La question étant posée, il s’empresse d’avouer son insatisfaction : « Que me font ces toutes menues histoires d’une dame qui s’ennuie, d’un monsieur qui ne sait pas lui-même s’il aime ou n’aime pas? » Laissons ces « petits jeux » aux incultes, ajoute-t-il. La vraie question est d’une autre nature. Elle implique l’irruption de mystérieuses coïncidences, celles qui font qu’un homme est un homme et non un simple élément de ce monde, prisonnier du cercle vicieux que constituent tous ses projets. L’eschatologie ne résulte pas des interminables spéculations du professeur ou du conférencier; elle se pose au cœur même du réel, in principio. Ainsi s’explique l’attitude tolstoïenne, son aspiration à la pauvreté, son apostolat.

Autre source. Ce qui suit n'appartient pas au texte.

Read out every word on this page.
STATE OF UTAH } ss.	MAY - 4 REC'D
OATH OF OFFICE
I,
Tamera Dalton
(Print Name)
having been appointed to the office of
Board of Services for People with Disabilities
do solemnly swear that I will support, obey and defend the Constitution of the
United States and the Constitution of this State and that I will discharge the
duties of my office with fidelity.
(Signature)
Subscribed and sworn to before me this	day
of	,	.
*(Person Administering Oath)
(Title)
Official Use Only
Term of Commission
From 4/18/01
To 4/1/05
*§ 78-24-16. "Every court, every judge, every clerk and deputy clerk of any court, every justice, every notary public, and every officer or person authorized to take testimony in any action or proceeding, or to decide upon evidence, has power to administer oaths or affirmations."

L’innocent qui pleure, seul, assis sur une pierre, demeure l’un des principaux tourments de Tolstoï. L’auteur de Guerre et Paix s’élève avec vigueur contre les théoriciens de l’avenir qui oublient si facilement que le progrès repose sur des cadavres.

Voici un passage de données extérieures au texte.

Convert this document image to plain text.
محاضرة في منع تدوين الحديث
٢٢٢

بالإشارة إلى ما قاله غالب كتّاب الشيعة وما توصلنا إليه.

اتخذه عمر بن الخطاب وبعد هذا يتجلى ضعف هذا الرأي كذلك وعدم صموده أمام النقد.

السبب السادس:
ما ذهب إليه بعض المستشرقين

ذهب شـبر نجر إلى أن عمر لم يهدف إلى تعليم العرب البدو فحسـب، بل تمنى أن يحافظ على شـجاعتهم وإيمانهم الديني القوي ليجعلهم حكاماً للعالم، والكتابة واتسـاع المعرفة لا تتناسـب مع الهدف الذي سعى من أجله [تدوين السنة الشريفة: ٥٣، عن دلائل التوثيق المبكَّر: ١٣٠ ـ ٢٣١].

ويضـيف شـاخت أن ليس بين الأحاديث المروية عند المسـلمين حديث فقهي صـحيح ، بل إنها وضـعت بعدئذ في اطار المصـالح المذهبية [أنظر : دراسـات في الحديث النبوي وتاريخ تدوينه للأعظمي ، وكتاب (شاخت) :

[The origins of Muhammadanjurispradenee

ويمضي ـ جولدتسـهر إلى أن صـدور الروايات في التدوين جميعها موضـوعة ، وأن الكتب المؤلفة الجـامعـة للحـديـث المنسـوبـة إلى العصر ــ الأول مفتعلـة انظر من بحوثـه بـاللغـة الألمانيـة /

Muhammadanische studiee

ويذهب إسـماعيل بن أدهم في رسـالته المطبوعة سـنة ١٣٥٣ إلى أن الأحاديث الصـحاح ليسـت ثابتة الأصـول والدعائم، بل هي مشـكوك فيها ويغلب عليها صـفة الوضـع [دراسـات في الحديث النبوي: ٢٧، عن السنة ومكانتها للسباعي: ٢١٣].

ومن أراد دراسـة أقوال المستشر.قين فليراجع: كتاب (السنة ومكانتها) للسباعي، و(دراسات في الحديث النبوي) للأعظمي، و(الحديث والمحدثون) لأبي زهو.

Dès 1857, lors d’un séjour à Paris, il notait : « La vue de la peine capitale m’a montré le néant de ma superstition du progrès ». Derrière le décor de carton des apparences se profile quelque chose de sauvage, de monstrueux. Tous les fossoyeurs de l’humanité prétendent remplacer Dieu et sauver les hommes malgré eux. Comme si la liberté pouvait faire l’objet d’une planification sans que l’on soit conduit à sa négation. L’histoire du XXe siècle est éloquente à cet égard. Pour s’en rendre compte, il suffit de penser aux purges nazies, staliniennes, maoïstes et aux autres qui se sont déroulées, notamment en Afrique et en Bosnie.

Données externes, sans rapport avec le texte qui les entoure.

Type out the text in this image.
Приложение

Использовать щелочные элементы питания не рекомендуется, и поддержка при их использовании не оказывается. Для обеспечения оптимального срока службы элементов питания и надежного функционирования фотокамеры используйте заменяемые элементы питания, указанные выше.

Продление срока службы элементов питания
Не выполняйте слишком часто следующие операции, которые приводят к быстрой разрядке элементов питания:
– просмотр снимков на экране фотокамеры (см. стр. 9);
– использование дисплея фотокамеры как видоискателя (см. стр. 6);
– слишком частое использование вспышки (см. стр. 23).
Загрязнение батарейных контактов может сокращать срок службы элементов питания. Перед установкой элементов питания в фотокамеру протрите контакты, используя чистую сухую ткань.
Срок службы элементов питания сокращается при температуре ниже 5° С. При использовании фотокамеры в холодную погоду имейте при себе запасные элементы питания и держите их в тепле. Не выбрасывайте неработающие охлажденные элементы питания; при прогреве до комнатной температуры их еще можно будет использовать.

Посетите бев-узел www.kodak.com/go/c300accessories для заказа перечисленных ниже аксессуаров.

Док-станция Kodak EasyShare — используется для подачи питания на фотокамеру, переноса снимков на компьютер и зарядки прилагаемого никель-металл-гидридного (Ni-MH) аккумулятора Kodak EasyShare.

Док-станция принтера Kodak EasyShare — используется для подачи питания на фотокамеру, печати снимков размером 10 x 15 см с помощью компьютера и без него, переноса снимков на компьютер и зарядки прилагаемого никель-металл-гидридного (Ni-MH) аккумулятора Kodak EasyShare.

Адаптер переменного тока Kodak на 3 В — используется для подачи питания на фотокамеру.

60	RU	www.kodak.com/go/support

Léon Tolstoï est attentif aux bruits et aux formes, aux tressaillements et chuchotements de la vie. Il est un homme de la nature, un campagnard qui observe et qui enrichit son propos de citations empruntées aux sources les plus diverses. Par ses entretiens, Paul Boyer nous montre un homme simple, dépouillé de tout « tolstoïsme », animé d’une « sensibilité quasi-féminine ». N’est-il pas significatif que le Tolstoï des jeunes années, lors de son passage au régiment, manifestait déjà sa crainte de devenir sauvage, « tout à fait grossier », parce qu’il vivait loin de la société des femmes? La femme était-elle à ses yeux « l’autre côté de l’homme », comme le rappellent aujourd’hui les travaux d’Annick de Souzenelle? Selon la grande tradition russe, la femme apparaît comme l’organe de réceptivité spirituelle de la nature humaine. Elle marque un revirement que les « starets » reconnaissent dans la « diaconie » féminine. Par ailleurs, la « Belle Dame » d’Alexandre Blok ou le personnage de Lara dans Le Docteur Jivago n’évoque-t-il pas la présence d’un lien secret entre le rapport qui unit l’homme à la nature et le mystère nuptial?
Le nihilisme, déclare Basile Rozanov, commence avec la perte du sens de la chair. Or Tolstoï n’était étranger à ces valeurs que la femme appréhende « par les entrailles ». La princesse Marie Bolkonskaïa, dans Guerre et Paix, actualise avec force cette gratuité du cœur que notre monde s’acharne à faire disparaître au profit d’entités sociales sans visage, mais faciles à administrer. Là réside l’aversion de Tolstoï pour le rationalisme occidental dont l’issue ressemble de plus en plus à un cul-de-sac incontournable, ou encore à une piste de course infernale où l’homme et la femme tournent en rond, criant inlassablement l’un vers l’autre : « Où es-tu? » L’œuvre de Léon Tolstoï n’est pas un exercice de style. Elle résulte d’une démarche vivante, une démarche que les innovations techniques ne peuvent épuiser. L’insipidité n’a pas de place chez lui. Aussi Paul Boyer a-t-il raison d’écrire : « Tant qu’il y aura des hommes, et qui penseront, et qui sauront lire, ils liront et reliront sans cesse, avec une joie jamais lassée, avec un profit toujours renouvelé, les immortels écrits du grand écrivain de la terre russe ». De la terre humaine, pourrions-nous conclure.